I appreciate every film because of how hard it is to make a good film. Plus I prefer to be an encourager, rather than the pompous bitter failure that we all have met, maybe you even happen to be that person. So it’s about more than just how hard it is to make a film financially speaking. You can get all the money in the world and it’s still hard to make a good film. It’s hard to make half a good film, or even just one good scene in an entire movie. Was there even one good scene in the script to begin with? Did they accidently cast actors so unnatural all the audience could think about is how bad they were? Was the director able to put the scenes and sequences together so the audience really felt what the story was conveying?
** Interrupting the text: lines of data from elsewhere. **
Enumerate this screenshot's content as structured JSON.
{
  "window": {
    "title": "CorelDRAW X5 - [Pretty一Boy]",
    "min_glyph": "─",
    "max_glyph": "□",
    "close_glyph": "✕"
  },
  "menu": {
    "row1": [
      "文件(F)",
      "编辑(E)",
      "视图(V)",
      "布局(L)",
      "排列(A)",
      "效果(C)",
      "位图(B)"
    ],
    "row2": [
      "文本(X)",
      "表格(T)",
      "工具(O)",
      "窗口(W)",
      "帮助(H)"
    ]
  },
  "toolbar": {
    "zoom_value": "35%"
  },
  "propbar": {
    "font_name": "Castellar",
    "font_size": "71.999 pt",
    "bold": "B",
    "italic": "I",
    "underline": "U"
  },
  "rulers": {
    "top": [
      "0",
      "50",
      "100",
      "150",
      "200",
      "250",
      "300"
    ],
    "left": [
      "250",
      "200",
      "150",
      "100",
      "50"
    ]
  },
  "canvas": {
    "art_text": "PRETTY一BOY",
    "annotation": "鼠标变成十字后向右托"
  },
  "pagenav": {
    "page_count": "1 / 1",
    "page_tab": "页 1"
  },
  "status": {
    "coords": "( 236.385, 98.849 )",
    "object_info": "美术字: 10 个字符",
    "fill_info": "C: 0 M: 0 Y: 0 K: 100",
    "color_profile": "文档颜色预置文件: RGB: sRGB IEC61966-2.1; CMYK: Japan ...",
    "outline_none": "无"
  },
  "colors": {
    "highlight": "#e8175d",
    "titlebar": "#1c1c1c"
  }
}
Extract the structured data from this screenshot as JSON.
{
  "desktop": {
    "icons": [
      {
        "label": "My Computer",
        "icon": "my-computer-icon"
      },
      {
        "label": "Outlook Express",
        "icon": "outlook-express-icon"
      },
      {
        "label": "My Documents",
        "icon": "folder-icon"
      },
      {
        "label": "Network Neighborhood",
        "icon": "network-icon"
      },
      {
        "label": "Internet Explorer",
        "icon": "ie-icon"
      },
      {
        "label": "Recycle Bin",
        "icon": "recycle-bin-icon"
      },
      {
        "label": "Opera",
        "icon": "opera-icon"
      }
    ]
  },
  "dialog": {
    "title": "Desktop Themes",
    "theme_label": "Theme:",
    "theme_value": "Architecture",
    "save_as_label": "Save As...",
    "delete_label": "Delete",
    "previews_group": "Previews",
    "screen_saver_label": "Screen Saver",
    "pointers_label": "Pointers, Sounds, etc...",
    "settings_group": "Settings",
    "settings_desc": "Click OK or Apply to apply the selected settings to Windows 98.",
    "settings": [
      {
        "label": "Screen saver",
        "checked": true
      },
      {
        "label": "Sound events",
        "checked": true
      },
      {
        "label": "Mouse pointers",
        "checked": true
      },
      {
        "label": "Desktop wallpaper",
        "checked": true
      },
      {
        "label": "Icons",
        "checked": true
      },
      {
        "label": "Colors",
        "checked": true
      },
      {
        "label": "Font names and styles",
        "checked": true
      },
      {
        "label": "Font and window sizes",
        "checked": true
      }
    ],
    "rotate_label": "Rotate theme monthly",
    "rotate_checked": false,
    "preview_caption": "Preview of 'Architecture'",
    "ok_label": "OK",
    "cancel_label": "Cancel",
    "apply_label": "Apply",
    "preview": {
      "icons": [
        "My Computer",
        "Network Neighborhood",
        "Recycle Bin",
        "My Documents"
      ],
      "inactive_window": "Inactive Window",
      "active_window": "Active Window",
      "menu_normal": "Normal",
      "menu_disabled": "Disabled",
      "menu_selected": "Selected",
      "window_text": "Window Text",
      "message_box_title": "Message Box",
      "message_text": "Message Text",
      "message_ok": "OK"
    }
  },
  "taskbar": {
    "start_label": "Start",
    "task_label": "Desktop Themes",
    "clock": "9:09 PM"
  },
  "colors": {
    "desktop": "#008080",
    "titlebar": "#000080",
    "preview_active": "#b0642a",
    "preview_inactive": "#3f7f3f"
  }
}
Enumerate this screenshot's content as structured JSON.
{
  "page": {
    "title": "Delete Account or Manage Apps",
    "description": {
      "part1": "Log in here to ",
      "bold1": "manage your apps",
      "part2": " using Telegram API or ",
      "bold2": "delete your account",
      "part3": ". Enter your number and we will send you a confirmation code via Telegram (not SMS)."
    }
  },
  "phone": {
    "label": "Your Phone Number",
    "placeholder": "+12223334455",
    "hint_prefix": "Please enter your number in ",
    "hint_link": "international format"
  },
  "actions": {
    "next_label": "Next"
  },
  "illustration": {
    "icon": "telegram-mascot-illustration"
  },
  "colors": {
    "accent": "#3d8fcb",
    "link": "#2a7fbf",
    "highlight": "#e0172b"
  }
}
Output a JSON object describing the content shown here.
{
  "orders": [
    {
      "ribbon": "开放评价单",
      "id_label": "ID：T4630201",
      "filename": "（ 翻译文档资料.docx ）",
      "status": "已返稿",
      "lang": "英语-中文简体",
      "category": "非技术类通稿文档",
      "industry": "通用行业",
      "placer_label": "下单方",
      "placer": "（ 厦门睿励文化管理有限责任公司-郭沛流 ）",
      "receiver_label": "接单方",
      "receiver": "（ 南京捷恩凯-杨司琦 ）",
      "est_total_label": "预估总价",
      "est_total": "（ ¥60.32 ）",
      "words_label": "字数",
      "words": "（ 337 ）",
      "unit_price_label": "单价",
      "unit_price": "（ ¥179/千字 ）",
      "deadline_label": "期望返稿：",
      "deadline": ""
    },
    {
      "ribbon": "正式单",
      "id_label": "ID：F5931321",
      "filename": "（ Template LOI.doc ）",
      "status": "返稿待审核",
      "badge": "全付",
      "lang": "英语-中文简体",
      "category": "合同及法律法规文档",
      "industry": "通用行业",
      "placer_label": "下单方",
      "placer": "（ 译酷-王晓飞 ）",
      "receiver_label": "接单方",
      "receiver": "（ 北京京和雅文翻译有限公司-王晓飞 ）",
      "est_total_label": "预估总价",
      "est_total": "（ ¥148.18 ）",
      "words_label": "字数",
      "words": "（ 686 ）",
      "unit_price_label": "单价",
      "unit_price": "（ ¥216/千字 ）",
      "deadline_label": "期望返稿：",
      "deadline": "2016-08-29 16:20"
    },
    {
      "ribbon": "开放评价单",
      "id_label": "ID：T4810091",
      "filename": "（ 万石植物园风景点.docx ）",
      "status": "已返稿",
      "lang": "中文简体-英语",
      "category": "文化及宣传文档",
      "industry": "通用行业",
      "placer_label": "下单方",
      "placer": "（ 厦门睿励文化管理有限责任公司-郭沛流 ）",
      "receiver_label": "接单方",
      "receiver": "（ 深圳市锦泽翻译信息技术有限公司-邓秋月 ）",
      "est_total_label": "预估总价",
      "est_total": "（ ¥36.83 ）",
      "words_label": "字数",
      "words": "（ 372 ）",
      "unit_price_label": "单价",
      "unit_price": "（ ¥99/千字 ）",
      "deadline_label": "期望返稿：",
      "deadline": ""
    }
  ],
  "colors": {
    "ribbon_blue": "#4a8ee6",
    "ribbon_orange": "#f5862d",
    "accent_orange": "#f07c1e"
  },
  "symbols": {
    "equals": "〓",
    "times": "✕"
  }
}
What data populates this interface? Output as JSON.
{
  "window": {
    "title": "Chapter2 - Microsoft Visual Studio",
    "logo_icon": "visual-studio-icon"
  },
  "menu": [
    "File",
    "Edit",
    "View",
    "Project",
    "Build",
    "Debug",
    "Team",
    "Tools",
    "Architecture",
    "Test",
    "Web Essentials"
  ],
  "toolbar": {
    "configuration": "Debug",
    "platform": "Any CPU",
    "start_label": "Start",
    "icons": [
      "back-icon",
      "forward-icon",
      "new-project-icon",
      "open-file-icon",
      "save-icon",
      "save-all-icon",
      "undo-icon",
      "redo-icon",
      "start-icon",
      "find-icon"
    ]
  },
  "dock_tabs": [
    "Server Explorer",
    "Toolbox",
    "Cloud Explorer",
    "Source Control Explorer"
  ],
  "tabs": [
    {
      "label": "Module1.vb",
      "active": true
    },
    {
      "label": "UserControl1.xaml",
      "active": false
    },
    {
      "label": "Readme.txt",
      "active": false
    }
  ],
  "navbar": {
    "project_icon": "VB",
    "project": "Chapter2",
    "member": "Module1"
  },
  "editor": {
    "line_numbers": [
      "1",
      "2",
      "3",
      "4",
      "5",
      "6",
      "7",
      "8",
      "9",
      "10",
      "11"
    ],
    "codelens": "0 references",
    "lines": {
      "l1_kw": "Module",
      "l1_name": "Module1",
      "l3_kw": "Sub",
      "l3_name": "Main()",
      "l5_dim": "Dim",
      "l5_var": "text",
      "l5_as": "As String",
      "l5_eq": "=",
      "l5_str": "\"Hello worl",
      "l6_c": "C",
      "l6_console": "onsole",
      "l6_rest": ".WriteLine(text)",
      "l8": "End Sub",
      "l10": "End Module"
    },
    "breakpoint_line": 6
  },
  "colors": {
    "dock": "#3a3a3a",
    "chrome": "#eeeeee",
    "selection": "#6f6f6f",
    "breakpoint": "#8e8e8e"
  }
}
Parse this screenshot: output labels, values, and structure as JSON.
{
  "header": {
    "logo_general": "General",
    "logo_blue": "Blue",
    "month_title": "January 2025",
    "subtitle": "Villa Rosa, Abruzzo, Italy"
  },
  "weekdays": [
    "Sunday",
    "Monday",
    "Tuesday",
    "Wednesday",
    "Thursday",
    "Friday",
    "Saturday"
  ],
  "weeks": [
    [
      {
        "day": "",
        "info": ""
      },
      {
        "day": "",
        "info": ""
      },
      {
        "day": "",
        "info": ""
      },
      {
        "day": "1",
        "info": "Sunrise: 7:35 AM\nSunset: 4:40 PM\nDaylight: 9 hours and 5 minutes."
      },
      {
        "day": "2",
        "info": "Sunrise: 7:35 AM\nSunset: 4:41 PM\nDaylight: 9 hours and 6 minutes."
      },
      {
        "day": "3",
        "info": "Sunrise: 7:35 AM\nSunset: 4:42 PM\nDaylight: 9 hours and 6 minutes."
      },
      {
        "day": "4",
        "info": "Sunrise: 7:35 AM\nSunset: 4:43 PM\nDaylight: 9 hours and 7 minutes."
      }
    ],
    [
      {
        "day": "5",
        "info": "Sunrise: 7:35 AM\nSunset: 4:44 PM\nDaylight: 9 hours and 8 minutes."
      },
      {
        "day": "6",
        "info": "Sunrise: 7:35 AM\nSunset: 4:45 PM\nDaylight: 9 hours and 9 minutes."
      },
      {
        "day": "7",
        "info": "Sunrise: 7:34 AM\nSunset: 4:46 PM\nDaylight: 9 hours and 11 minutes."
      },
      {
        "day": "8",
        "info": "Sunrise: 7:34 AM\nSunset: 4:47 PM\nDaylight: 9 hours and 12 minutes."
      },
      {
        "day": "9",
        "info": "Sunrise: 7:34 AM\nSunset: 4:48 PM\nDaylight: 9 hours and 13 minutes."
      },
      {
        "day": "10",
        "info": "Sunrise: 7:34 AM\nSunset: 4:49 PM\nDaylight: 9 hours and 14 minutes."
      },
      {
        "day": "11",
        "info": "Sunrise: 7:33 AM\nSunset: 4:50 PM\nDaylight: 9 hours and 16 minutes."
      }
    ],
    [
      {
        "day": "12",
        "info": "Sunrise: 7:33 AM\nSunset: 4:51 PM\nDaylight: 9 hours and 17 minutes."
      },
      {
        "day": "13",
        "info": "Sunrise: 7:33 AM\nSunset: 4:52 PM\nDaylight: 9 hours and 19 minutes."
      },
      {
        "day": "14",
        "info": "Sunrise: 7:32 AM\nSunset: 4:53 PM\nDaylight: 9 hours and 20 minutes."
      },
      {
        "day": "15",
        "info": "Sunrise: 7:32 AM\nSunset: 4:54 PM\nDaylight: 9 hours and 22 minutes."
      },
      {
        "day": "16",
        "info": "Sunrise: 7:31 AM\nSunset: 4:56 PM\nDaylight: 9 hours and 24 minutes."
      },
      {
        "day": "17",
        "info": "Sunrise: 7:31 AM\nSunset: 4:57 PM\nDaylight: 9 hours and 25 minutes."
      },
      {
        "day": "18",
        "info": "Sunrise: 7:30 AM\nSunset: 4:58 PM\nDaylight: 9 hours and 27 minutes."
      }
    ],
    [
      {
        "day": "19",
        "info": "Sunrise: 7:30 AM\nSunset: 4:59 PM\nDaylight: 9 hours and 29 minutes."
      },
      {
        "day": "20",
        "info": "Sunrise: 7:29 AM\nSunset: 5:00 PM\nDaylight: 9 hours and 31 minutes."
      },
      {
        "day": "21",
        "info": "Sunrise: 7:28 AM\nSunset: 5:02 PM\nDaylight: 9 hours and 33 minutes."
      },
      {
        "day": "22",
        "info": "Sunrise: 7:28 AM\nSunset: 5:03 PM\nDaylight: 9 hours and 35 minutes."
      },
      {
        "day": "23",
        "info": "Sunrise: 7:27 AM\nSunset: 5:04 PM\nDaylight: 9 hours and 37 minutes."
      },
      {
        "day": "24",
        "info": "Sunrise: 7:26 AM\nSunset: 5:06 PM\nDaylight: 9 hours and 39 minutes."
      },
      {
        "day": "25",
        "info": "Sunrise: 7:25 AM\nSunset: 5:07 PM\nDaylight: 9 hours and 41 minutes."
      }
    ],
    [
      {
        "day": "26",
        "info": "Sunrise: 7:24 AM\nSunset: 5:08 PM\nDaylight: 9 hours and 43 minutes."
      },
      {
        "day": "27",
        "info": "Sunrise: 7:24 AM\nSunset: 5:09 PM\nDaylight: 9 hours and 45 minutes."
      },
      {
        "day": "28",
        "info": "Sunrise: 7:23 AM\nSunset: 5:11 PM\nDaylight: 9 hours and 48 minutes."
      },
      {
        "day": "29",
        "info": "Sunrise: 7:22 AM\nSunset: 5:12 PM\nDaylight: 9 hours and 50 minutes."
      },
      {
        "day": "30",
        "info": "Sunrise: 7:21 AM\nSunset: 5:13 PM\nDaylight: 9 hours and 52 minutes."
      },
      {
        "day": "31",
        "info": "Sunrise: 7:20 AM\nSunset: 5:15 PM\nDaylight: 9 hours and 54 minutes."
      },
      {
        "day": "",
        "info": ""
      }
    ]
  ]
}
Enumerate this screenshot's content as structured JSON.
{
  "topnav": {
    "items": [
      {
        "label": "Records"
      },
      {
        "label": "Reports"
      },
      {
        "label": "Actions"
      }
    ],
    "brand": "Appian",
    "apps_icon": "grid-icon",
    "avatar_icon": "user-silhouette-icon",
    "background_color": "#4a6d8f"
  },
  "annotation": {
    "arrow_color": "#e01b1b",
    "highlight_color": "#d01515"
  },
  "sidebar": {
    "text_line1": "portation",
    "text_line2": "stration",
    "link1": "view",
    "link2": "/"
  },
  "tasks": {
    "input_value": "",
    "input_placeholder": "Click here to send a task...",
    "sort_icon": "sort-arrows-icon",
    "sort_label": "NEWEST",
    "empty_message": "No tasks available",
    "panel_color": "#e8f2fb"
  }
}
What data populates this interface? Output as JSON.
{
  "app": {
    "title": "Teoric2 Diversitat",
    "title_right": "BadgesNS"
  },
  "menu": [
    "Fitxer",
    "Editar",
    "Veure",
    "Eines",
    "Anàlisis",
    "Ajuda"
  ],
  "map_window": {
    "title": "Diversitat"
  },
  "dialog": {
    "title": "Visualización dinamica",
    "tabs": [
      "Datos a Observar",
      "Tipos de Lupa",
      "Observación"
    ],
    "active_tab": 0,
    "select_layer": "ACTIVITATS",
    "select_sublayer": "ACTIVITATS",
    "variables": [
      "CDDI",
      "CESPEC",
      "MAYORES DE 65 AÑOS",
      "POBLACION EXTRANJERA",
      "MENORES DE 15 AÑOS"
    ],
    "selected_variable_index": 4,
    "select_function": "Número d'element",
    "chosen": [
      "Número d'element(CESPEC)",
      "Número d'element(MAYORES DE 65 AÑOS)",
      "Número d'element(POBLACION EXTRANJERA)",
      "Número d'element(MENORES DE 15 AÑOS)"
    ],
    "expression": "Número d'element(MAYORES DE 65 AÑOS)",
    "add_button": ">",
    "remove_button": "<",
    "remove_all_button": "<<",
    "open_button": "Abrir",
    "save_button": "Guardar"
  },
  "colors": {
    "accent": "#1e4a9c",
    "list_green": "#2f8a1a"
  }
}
That happens both while shooting the film and also in post-production. It’s hard to do any of these things right and they really all have to be done right, plus a few more other things, for a movie to be considered ‘good.’ So when we go to the theaters and see a movie that a studio spent $300 million to make and it’s hard to stay in your seat 15 minutes into it, it’s so obvious why filmmaking is an art and not just a business.

That’s why I appreciate every film I see. From the 3-minute shorts my filmmaking acquaintances have sent me where they used onboard audio and literally no set design, to the box office disasters where enough money to fund a developing countries whole economy for an entire year was spent. It’s just so hard to do and I appreciate the process just as much as I do the greatest films of all time.